Bracken scores a respectful 7.4 review On Pitchfork today. We Know About The Need starts shipping to stores next monday (January 22nd) and officially streets on January 30th.
We Know About the Need
Born as a sort of ramshackle folk act, peddling lo-fi ennui à la Sebadoh, the Leeds quartet Hood evolved surprisingly into a post-rock act. And their recent work, peaking on 2001's Cold House, took another startling turn, toward Anticon's glitchy hip-hop aesthetic. This abiding sense in Hood's work of the pastoral slowly giving way to technology is mirrored in band member Chris Adams' one-off solo project, Bracken.
Adams drew an analogy between producing We Know About the Need and assembling flat-pack furniture. "A lot of square pegs," he admitted, "end up being forced into round holes." His approach gives the record a charming incoherence.

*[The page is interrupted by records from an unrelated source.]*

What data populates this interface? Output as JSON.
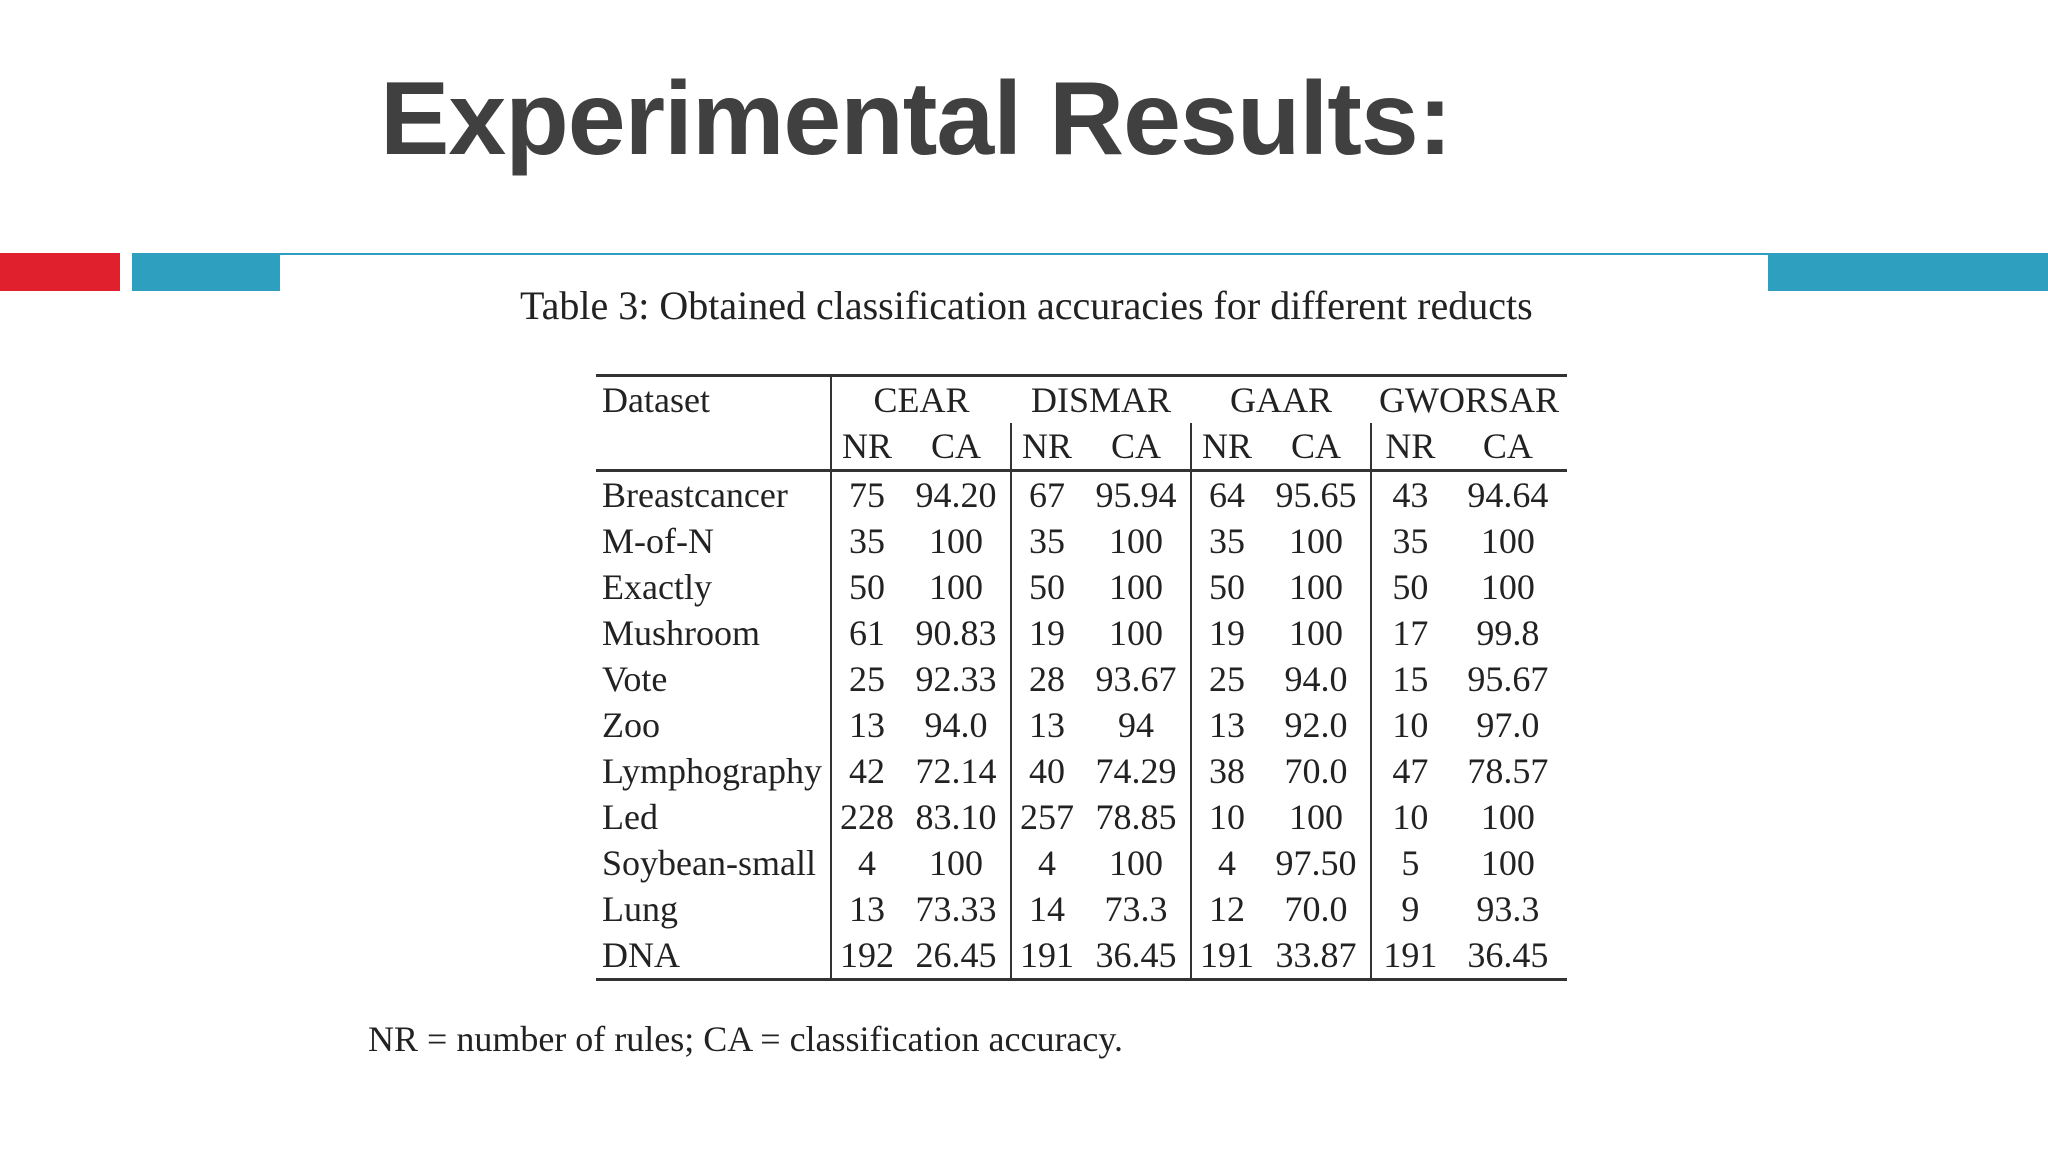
{
  "slide": {
    "title": "Experimental Results:",
    "accent_colors": [
      "#e1202e",
      "#2e9fbf"
    ]
  },
  "table": {
    "caption": "Table 3: Obtained classification accuracies for different reducts",
    "dataset_header": "Dataset",
    "methods": [
      "CEAR",
      "DISMAR",
      "GAAR",
      "GWORSAR"
    ],
    "sub_headers": [
      "NR",
      "CA"
    ],
    "rows": [
      {
        "dataset": "Breastcancer",
        "values": [
          "75",
          "94.20",
          "67",
          "95.94",
          "64",
          "95.65",
          "43",
          "94.64"
        ]
      },
      {
        "dataset": "M-of-N",
        "values": [
          "35",
          "100",
          "35",
          "100",
          "35",
          "100",
          "35",
          "100"
        ]
      },
      {
        "dataset": "Exactly",
        "values": [
          "50",
          "100",
          "50",
          "100",
          "50",
          "100",
          "50",
          "100"
        ]
      },
      {
        "dataset": "Mushroom",
        "values": [
          "61",
          "90.83",
          "19",
          "100",
          "19",
          "100",
          "17",
          "99.8"
        ]
      },
      {
        "dataset": "Vote",
        "values": [
          "25",
          "92.33",
          "28",
          "93.67",
          "25",
          "94.0",
          "15",
          "95.67"
        ]
      },
      {
        "dataset": "Zoo",
        "values": [
          "13",
          "94.0",
          "13",
          "94",
          "13",
          "92.0",
          "10",
          "97.0"
        ]
      },
      {
        "dataset": "Lymphography",
        "values": [
          "42",
          "72.14",
          "40",
          "74.29",
          "38",
          "70.0",
          "47",
          "78.57"
        ]
      },
      {
        "dataset": "Led",
        "values": [
          "228",
          "83.10",
          "257",
          "78.85",
          "10",
          "100",
          "10",
          "100"
        ]
      },
      {
        "dataset": "Soybean-small",
        "values": [
          "4",
          "100",
          "4",
          "100",
          "4",
          "97.50",
          "5",
          "100"
        ]
      },
      {
        "dataset": "Lung",
        "values": [
          "13",
          "73.33",
          "14",
          "73.3",
          "12",
          "70.0",
          "9",
          "93.3"
        ]
      },
      {
        "dataset": "DNA",
        "values": [
          "192",
          "26.45",
          "191",
          "36.45",
          "191",
          "33.87",
          "191",
          "36.45"
        ]
      }
    ],
    "footnote": "NR = number of rules; CA = classification accuracy."
  }
}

Adams riffs on his old band's signature sounds: the drone ("Evil Teeth", "La Monte Lament"), the hiccuping futurism ("Safe Safe Safe", "Many Horses"), and textures you can swim in ("Heathens"). What marks We Know is a pronounced dubstep vibe, a haunting emphasis on the low-key and the low end.
"Of Athroll Slains" announces this emphasis, resting on its moody, clattering rhythms, as Adams sings with a halting delivery that unfurls into sleepy melisma. It's as close to a disembodied voice as it gets. He perfects the mixture of atmosphere and dub thump on lead single "Heathens". The density of the sound-- a soup of horns, organs, guitars, reverb-soaked vocals-- makes the song sound like screwed-and-chopped background noise. But in a good way. There are untold details to sift through, melodies to follow, in the washes of pirate-radio static.

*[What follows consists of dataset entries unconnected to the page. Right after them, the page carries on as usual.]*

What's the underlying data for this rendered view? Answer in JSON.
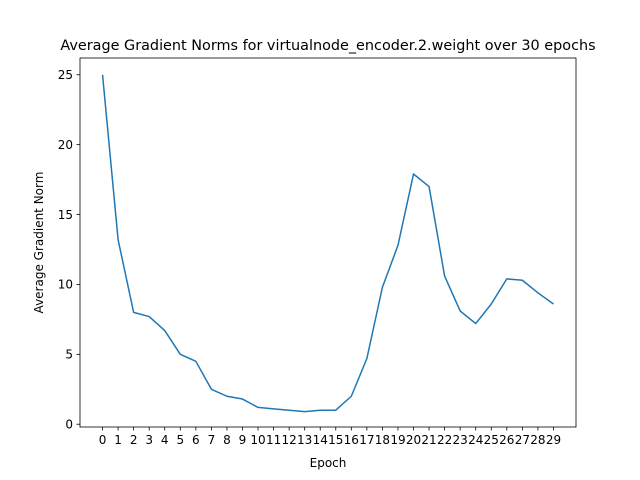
{
  "chart_data": {
    "type": "line",
    "title": "Average Gradient Norms for virtualnode_encoder.2.weight over 30 epochs",
    "xlabel": "Epoch",
    "ylabel": "Average Gradient Norm",
    "x": [
      0,
      1,
      2,
      3,
      4,
      5,
      6,
      7,
      8,
      9,
      10,
      11,
      12,
      13,
      14,
      15,
      16,
      17,
      18,
      19,
      20,
      21,
      22,
      23,
      24,
      25,
      26,
      27,
      28,
      29
    ],
    "x_tick_labels": [
      "0",
      "1",
      "2",
      "3",
      "4",
      "5",
      "6",
      "7",
      "8",
      "9",
      "10",
      "11",
      "12",
      "13",
      "14",
      "15",
      "16",
      "17",
      "18",
      "19",
      "20",
      "21",
      "22",
      "23",
      "24",
      "25",
      "26",
      "27",
      "28",
      "29"
    ],
    "series": [
      {
        "values": [
          25.0,
          13.2,
          8.0,
          7.7,
          6.7,
          5.0,
          4.5,
          2.5,
          2.0,
          1.8,
          1.2,
          1.1,
          1.0,
          0.9,
          1.0,
          1.0,
          2.0,
          4.7,
          9.8,
          12.8,
          17.9,
          17.0,
          10.6,
          8.1,
          7.2,
          8.6,
          10.4,
          10.3,
          9.4,
          8.6
        ],
        "color": "#1f77b4"
      }
    ],
    "xlim": [
      -1.45,
      30.45
    ],
    "ylim": [
      -0.2,
      26.2
    ],
    "y_ticks": [
      0,
      5,
      10,
      15,
      20,
      25
    ],
    "grid": false
  }
}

For every person bored to tears by dubstep, 100 are bored by drone. Yet Adams' flirtations with willful monotony always leave something for the ear: the lushly Gregorian "Music for Adverts"; the drum solos and humming cello of "Evil Teeth"; the quivering, unbroken tone of "La Monte Lament". These forays into stillness work as well as their can't-stand-still foils, from the fluid and urban musique concrète of "Fight or Flight" to the twitches of nervous digitalism on "Many Horses", humanized by the clarinet and piano. They manage to be warm and icy, mechanical and natural, at the same time.

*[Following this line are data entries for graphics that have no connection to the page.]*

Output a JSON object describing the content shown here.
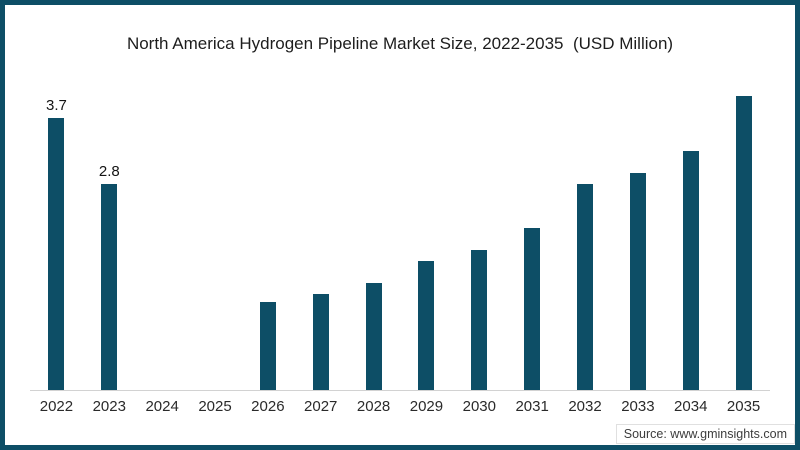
{
  "chart_data": {
    "type": "bar",
    "title": "North America Hydrogen Pipeline Market Size, 2022-2035  (USD Million)",
    "categories": [
      "2022",
      "2023",
      "2024",
      "2025",
      "2026",
      "2027",
      "2028",
      "2029",
      "2030",
      "2031",
      "2032",
      "2033",
      "2034",
      "2035"
    ],
    "values": [
      3.7,
      2.8,
      null,
      null,
      1.2,
      1.3,
      1.45,
      1.75,
      1.9,
      2.2,
      2.8,
      2.95,
      3.25,
      4.0
    ],
    "data_labels": [
      "3.7",
      "2.8",
      "",
      "",
      "",
      "",
      "",
      "",
      "",
      "",
      "",
      "",
      "",
      ""
    ],
    "bar_color": "#0d4e66",
    "xlabel": "",
    "ylabel": "",
    "ylim": [
      0,
      4.4
    ],
    "grid": false,
    "legend": false,
    "y_axis_visible": false,
    "x_axis_line_visible": true
  },
  "source": {
    "text": "Source: www.gminsights.com"
  },
  "frame": {
    "border_color": "#0d4e66",
    "background": "#ffffff"
  }
}
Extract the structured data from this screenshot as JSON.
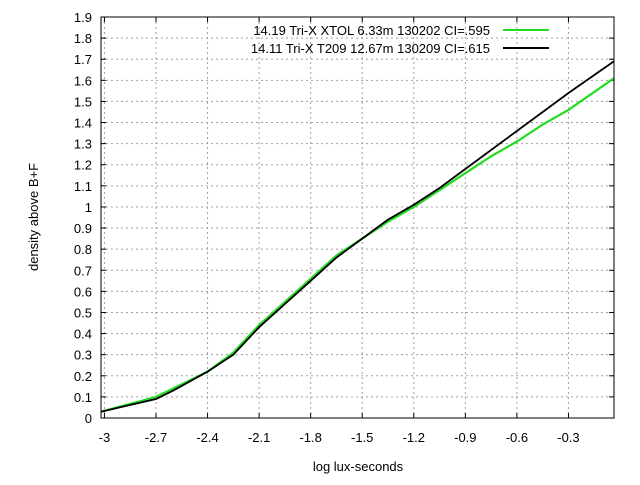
{
  "chart_data": {
    "type": "line",
    "title": "",
    "xlabel": "log lux-seconds",
    "ylabel": "density above B+F",
    "xlim": [
      -3.02,
      -0.035
    ],
    "ylim": [
      0,
      1.9
    ],
    "xticks": [
      -3,
      -2.7,
      -2.4,
      -2.1,
      -1.8,
      -1.5,
      -1.2,
      -0.9,
      -0.6,
      -0.3
    ],
    "xtick_labels": [
      "-3",
      "-2.7",
      "-2.4",
      "-2.1",
      "-1.8",
      "-1.5",
      "-1.2",
      "-0.9",
      "-0.6",
      "-0.3"
    ],
    "yticks": [
      0,
      0.1,
      0.2,
      0.3,
      0.4,
      0.5,
      0.6,
      0.7,
      0.8,
      0.9,
      1,
      1.1,
      1.2,
      1.3,
      1.4,
      1.5,
      1.6,
      1.7,
      1.8,
      1.9
    ],
    "ytick_labels": [
      "0",
      "0.1",
      "0.2",
      "0.3",
      "0.4",
      "0.5",
      "0.6",
      "0.7",
      "0.8",
      "0.9",
      "1",
      "1.1",
      "1.2",
      "1.3",
      "1.4",
      "1.5",
      "1.6",
      "1.7",
      "1.8",
      "1.9"
    ],
    "grid": true,
    "legend_position": "top-right",
    "x": [
      -3.02,
      -2.7,
      -2.6,
      -2.4,
      -2.25,
      -2.1,
      -1.95,
      -1.8,
      -1.65,
      -1.5,
      -1.35,
      -1.2,
      -1.05,
      -0.9,
      -0.75,
      -0.6,
      -0.45,
      -0.3,
      -0.035
    ],
    "series": [
      {
        "name": "14.19 Tri-X XTOL 6.33m 130202 CI=.595",
        "color": "#22dd22",
        "values": [
          0.03,
          0.1,
          0.14,
          0.22,
          0.31,
          0.44,
          0.55,
          0.66,
          0.77,
          0.85,
          0.93,
          1.0,
          1.08,
          1.16,
          1.24,
          1.31,
          1.39,
          1.46,
          1.61
        ]
      },
      {
        "name": "14.11 Tri-X T209 12.67m 130209 CI=.615",
        "color": "#000000",
        "values": [
          0.03,
          0.09,
          0.13,
          0.22,
          0.3,
          0.43,
          0.54,
          0.65,
          0.76,
          0.85,
          0.94,
          1.01,
          1.09,
          1.18,
          1.27,
          1.36,
          1.45,
          1.54,
          1.69
        ]
      }
    ]
  }
}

Not until we round back to the closing track "Back on the Calder Line" does the repetition start to tire, as Adams attempts to recreate the anomie-laden majesty of "Heathens", building on glacial beats, his ghostly phrasing, and fingerpicked notes. Nevertheless, We Know About the Need emerges as a slippery, engrossingly genreless take on the old theme of desolation in the city.